A little while back, I had the chance to spend a little time in Verona, and of course one of the places I visited was the famed Casa di Giulietta (Juliet’s House). Though it’s not really her house, nor is there any proof that she ever existed outside the Bard’s play, it has become a pilgrimage for innamorati (lovers) and others who want to witness this fictional place and perhaps leave their mark as an ommaggio (homage) to love…
And there’s where it gets tricky – what some consider an amorous declaration others deem defacement of public property. If you’ve ever been to la Casa di Giulietta, you’ve probably seen what I mean. Despite visibly posted signs citing ordinances prohibiting attaching love letters or notes and writing on surfaces, at the penalty of steep fines and even possible jail time, the practice persists mostly unfettered.
Chewing gum, post-its, love letters and graffiti declaring love (and sometimes less noble slogans) adorn the entryway of the portico, walls and other surfaces in the courtyard; and padlocks hang from the iron gates. And though technically it’s not allowed and is frowned upon by many as a lack of decent manners and decorum, people, especially Italian high-schoolers on field trips,
continue leaving their mark in broad daylight.

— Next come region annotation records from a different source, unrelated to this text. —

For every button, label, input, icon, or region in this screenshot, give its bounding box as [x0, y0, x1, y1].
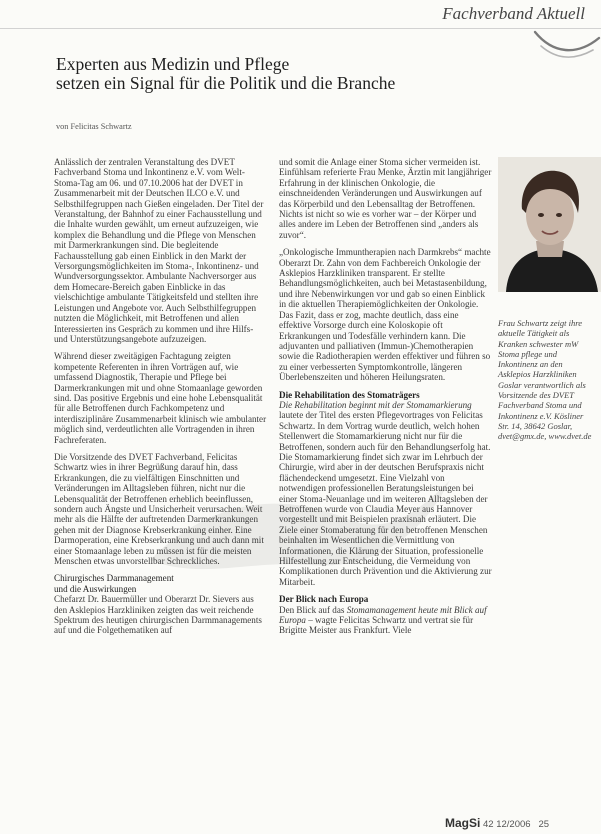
lead-italic: Die Rehabilitation beginnt mit der Stomamarkierung — [279, 399, 472, 410]
paragraph-text: lautete der Titel des ersten Pflegevortrages von Felicitas Schwartz. In dem Vortrag wurde deutlich, welch hohen Stellenwert die Stomamarkierung nicht nur für die Betroffenen, sondern auch für den Behandlungserfolg hat. Die Stomamarkierung findet sich zwar im Lehrbuch der Chirurgie, wird aber in der deutschen Berufspraxis nicht flächendeckend umgesetzt. Eine Vielzahl von notwendigen professionellen Beratungsleistungen bei einer Stoma-Neuanlage und im weiteren Alltagsleben der Betroffenen wurde von Claudia Meyer aus Hannover vorgestellt und mit Beispielen praxisnah erläutert. Die Ziele einer Stomaberatung für den betroffenen Menschen beinhalten im Wesentlichen die Vermittlung von Informationen, die Klärung der Situation, professionelle Hilfestellung zur Entscheidung, die Vermeidung von Komplikationen durch Prävention und die Aktivierung zur Mitarbeit. — [279, 410, 492, 587]
issue-date: 12/2006 — [496, 819, 531, 830]
section-title: Fachverband Aktuell — [442, 4, 585, 23]
paragraph: Die Vorsitzende des DVET Fachverband, Felicitas Schwartz wies in ihrer Begrüßung darauf hin, dass Erkrankungen, die zu vielfältigen Einschnitten und Veränderungen im Alltagsleben führen, nicht nur die Lebensqualität der Betroffenen erheblich beeinflussen, sondern auch Ängste und Unsicherheit verursachen. Weit mehr als die Hälfte der auftretenden Darmerkrankungen gehen mit der Diagnose Krebserkrankung einher. Eine Darmoperation, eine Krebserkrankung und auch dann mit einer Stomaanlage leben zu müssen ist für die meisten Menschen etwas unvorstellbar Schreckliches. — [54, 451, 264, 567]
subheading-line-2: und die Auswirkungen — [54, 583, 137, 594]
paragraph: Anlässlich der zentralen Veranstaltung des DVET Fachverband Stoma und Inkontinenz e.V. vom Welt-Stoma-Tag am 06. und 07.10.2006 hat der DVET in Zusammenarbeit mit der Deutschen ILCO e.V. und Selbsthilfegruppen nach Gießen eingeladen. Der Titel der Veranstaltung, der Bahnhof zu einer Fachausstellung und die Inhalte wurden gewählt, um erneut aufzuzeigen, wie komplex die Behandlung und die Pflege von Menschen mit Darmerkrankungen sind. Die begleitende Fachausstellung gab einen Einblick in den Markt der Versorgungsmöglichkeiten im Stoma-, Inkontinenz- und Wundversorgungssektor. Ambulante Nachversorger aus dem Homecare-Bereich gaben Einblicke in das vielschichtige ambulante Tätigkeitsfeld und stellten ihre Leistungen und Angebote vor. Auch Selbsthilfegruppen nutzten die Möglichkeit, mit Betroffenen und allen Interessierten ins Gespräch zu kommen und ihre Hilfs- und Unterstützungsangebote aufzuzeigen. — [54, 157, 264, 344]
article-title-line-1: Experten aus Medizin und Pflege — [56, 54, 290, 74]
magazine-swoosh-graphic — [531, 26, 601, 62]
paragraph-text: Den Blick auf das — [279, 604, 347, 615]
subheading: Die Rehabilitation des Stomaträgers — [279, 389, 420, 400]
lead-italic: Stomamanagement heute mit Blick auf Europa — [279, 604, 487, 626]
header-rule — [0, 28, 601, 29]
page-number: 25 — [538, 819, 550, 830]
magazine-brand: MagSi — [445, 816, 481, 830]
subheading-line-1: Chirurgisches Darmmanagement — [54, 573, 174, 584]
article-title — [56, 55, 526, 93]
paragraph — [279, 400, 492, 587]
page-footer — [445, 816, 549, 830]
portrait-caption: Frau Schwartz zeigt ihre aktuelle Tätigkeit als Kranken schwester mW Stoma pflege und Inkontinenz an den Asklepios Harzkliniken Goslar verantwortlich als Vorsitzende des DVET Fachverband Stoma und Inkontinenz e.V. Kösliner Str. 14, 38642 Goslar, dvet@gmx.de, www.dvet.de — [498, 318, 592, 442]
paragraph: und somit die Anlage einer Stoma sicher vermeiden ist. Einfühlsam referierte Frau Menke, Ärztin mit langjähriger Erfahrung in der klinischen Onkologie, die einschneidenden Veränderungen und Auswirkungen auf das Körperbild und den Lebensalltag der Betroffenen. Nichts ist nicht so wie es vorher war – der Körper und alles andere im Leben der Betroffenen sind „anders als zuvor“. — [279, 157, 492, 240]
paragraph-text: – wagte Felicitas Schwartz und vertrat sie für Brigitte Meister aus Frankfurt. Viele — [279, 615, 474, 636]
subheading — [54, 573, 267, 594]
author-portrait — [498, 157, 601, 292]
paragraph: Chefarzt Dr. Bauermüller und Oberarzt Dr. Sievers aus den Asklepios Harzkliniken zeigten das weit reichende Spektrum des heutigen chirurgischen Darmmanagements auf und die Folgethematiken auf — [54, 594, 262, 636]
article-column-2 — [279, 157, 492, 643]
subheading: Der Blick nach Europa — [279, 594, 369, 605]
article-column-1 — [54, 157, 267, 643]
paragraph: Während dieser zweitägigen Fachtagung zeigten kompetente Referenten in ihren Vorträgen auf, wie umfassend Diagnostik, Therapie und Pflege bei Darmerkrankungen mit und ohne Stomaanlage geworden sind. Das positive Ergebnis und eine hohe Lebensqualität für alle Betroffenen durch Fachkompetenz und interdisziplinäre Zusammenarbeit klinisch wie ambulanter möglich sind, verdeutlichten alle Vortragenden in ihren Fachreferaten. — [54, 351, 267, 445]
issue-number: 42 — [482, 819, 494, 830]
article-title-line-2: setzen ein Signal für die Politik und die Branche — [56, 73, 396, 93]
paragraph — [279, 605, 492, 636]
byline: von Felicitas Schwartz — [56, 122, 132, 131]
paragraph: „Onkologische Immuntherapien nach Darmkrebs“ machte Oberarzt Dr. Zahn von dem Fachbereich Onkologie der Asklepios Harzkliniken transparent. Er stellte Behandlungsmöglichkeiten, auch bei Metastasenbildung, und ihre Nebenwirkungen vor und gab so einen Einblick in die aktuellen Therapiemöglichkeiten der Onkologie. Das Fazit, dass er zog, machte deutlich, dass eine effektive Vorsorge durch eine Koloskopie oft Erkrankungen und Todesfälle verhindern kann. Die adjuvanten und palliativen (Immun-)Chemotherapien sowie die Radiotherapien werden effektiver und führen so zu einer verbesserten Symptomkontrolle, längeren Überlebenszeiten und höheren Heilungsraten. — [279, 247, 491, 383]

In relatively recent years these surfaces have been subject to major clean-up campaigns at least twice (2008, 2012), with new fines, and the police of Verona put on alert. But it seems they can’t stop love – in just a matter of time, love birds/graffiti artists/wall defacers win out, and the surroundings return to their previously graffiti-ized state. Apparently after the most recent scrubbing, temporary wall overlays were put up to protect some of the original surfaces – knowing that visitors would continue leaving their mark.
While I don’t condone the graffiti-ing of this location, I do find it fascinating that a place associated with a fictional story of star-crossed lovers holds such a powerful attraction for the collective imagination. La Casa di Giulietta seems to have become a sort of a participatory public art installation. Visitors are driven by the desire to bring good luck in love by leaving a note or rubbing the statue of Juliet. Maybe that’s why the police and even the shopkeepers [whose sales must no doubt benefit from these visitors] seem to tolerate the spectacle… Maybe the true story is in people’s imaginations, and perhaps it’s true, perhaps you simply can’t fight love… or high-schoolers hyped up on hormones, gone wild with gum and sharpies…
Want to write or whisper some sweet nothings to your beloved this Valentine’s Day? Here are a few that will warm their heart…
- Caro/a: Dear or darling
- Tesoro: Treasure, sweetie
- Amore, amore mio: Love, my love
- Ti amo: I love you (for romantic loves)
- Ti voglio bene: I care about you, I love you (for anyone)
- Sei nel mio cuore: You are in my heart
- Per sempre: Forever
- Baci e abbracci: Kisses and hugs
- Buon San Valentino! : Happy Valentine’s Day!
What do you think of all the love notes from visitors to la Casa di Giulietta? Should authorities crack down on love birds who leave their mark? What can or should be done? If you could, would you leave a love letter or declaration at Juliet’s House?